On Wed, Nov 26, 2014 at 5:11 AM, Oliver Keyes <okeyes@wikimedia.org> wrote:

Gergo: Either the false anchors are sent to the server or some conniving elf has been inserting thousands of fake requests into our logs ;).

Probably not an elf but some sort of misbehaving client.

The base URI identifies a primary resource (the web page, in this case), the fragment id identifies a secondary one which might or might not be part of the primary. Retrieving the primary resource is the server's job; retrieving the secondary one based on the primary is the user agent's. So before the URi is dereferenced (retrieved), the user agent removes the fragment. This is officially described in RFC 3986 section 3.5; the W3C recommendation on web architecture has a more human-readable version ("Interpretation of the fragment identifier is performed solely by the agent that dereferences a URI; the fragment identifier is not passed to other systems during the process of retrieval.").

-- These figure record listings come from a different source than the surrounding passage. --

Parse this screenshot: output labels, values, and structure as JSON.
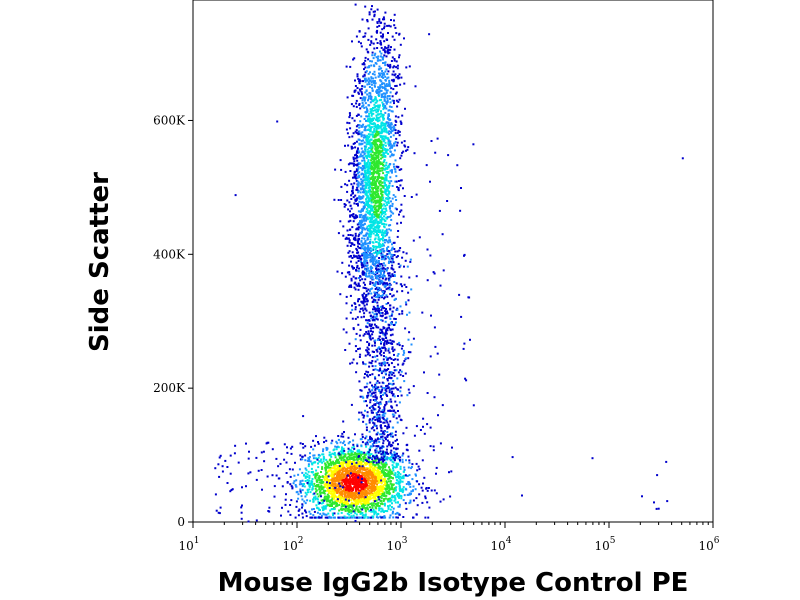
{
  "chart_data": {
    "type": "scatter",
    "title": "",
    "xlabel": "Mouse IgG2b Isotype Control PE",
    "ylabel": "Side Scatter",
    "x_scale": "log",
    "xlim": [
      10,
      1000000
    ],
    "ylim": [
      0,
      780000
    ],
    "x_ticks": [
      {
        "base": "10",
        "exp": "1",
        "value": 10
      },
      {
        "base": "10",
        "exp": "2",
        "value": 100
      },
      {
        "base": "10",
        "exp": "3",
        "value": 1000
      },
      {
        "base": "10",
        "exp": "4",
        "value": 10000
      },
      {
        "base": "10",
        "exp": "5",
        "value": 100000
      },
      {
        "base": "10",
        "exp": "6",
        "value": 1000000
      }
    ],
    "y_ticks": [
      {
        "label": "0",
        "value": 0
      },
      {
        "label": "200K",
        "value": 200000
      },
      {
        "label": "400K",
        "value": 400000
      },
      {
        "label": "600K",
        "value": 600000
      }
    ],
    "grid": false,
    "legend": "none",
    "density_colormap": [
      "#0000cc",
      "#1e90ff",
      "#00e5e5",
      "#2ee82e",
      "#ffff00",
      "#ff8c00",
      "#ff0000"
    ],
    "populations": [
      {
        "x": 350,
        "y": 60000,
        "density": "highest"
      },
      {
        "x": 550,
        "y": 520000,
        "density": "high"
      },
      {
        "x": 650,
        "y": 250000,
        "density": "low"
      }
    ]
  }
}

There will be some user agents which do not conform to the RFC (mostly search engines, I would expect, but maybe some unusual browsers as well), but I'm pretty sure major browsers do. So you should be aware that you are only filtering out a fraction of the MediaViewer requests.

We log an event (with sampling) when MediaViewer is loaded via an URL hash, and over all wikis it happens about 1M/day - see http://multimedia-metrics.wmflabs.org/graphs/mmv_actions_global , "hash load" at the bottom (replace "global" with DB name for a filtered view, raw data is in Schema:MediaViewer); you can use that to approximate how often such links are really followed.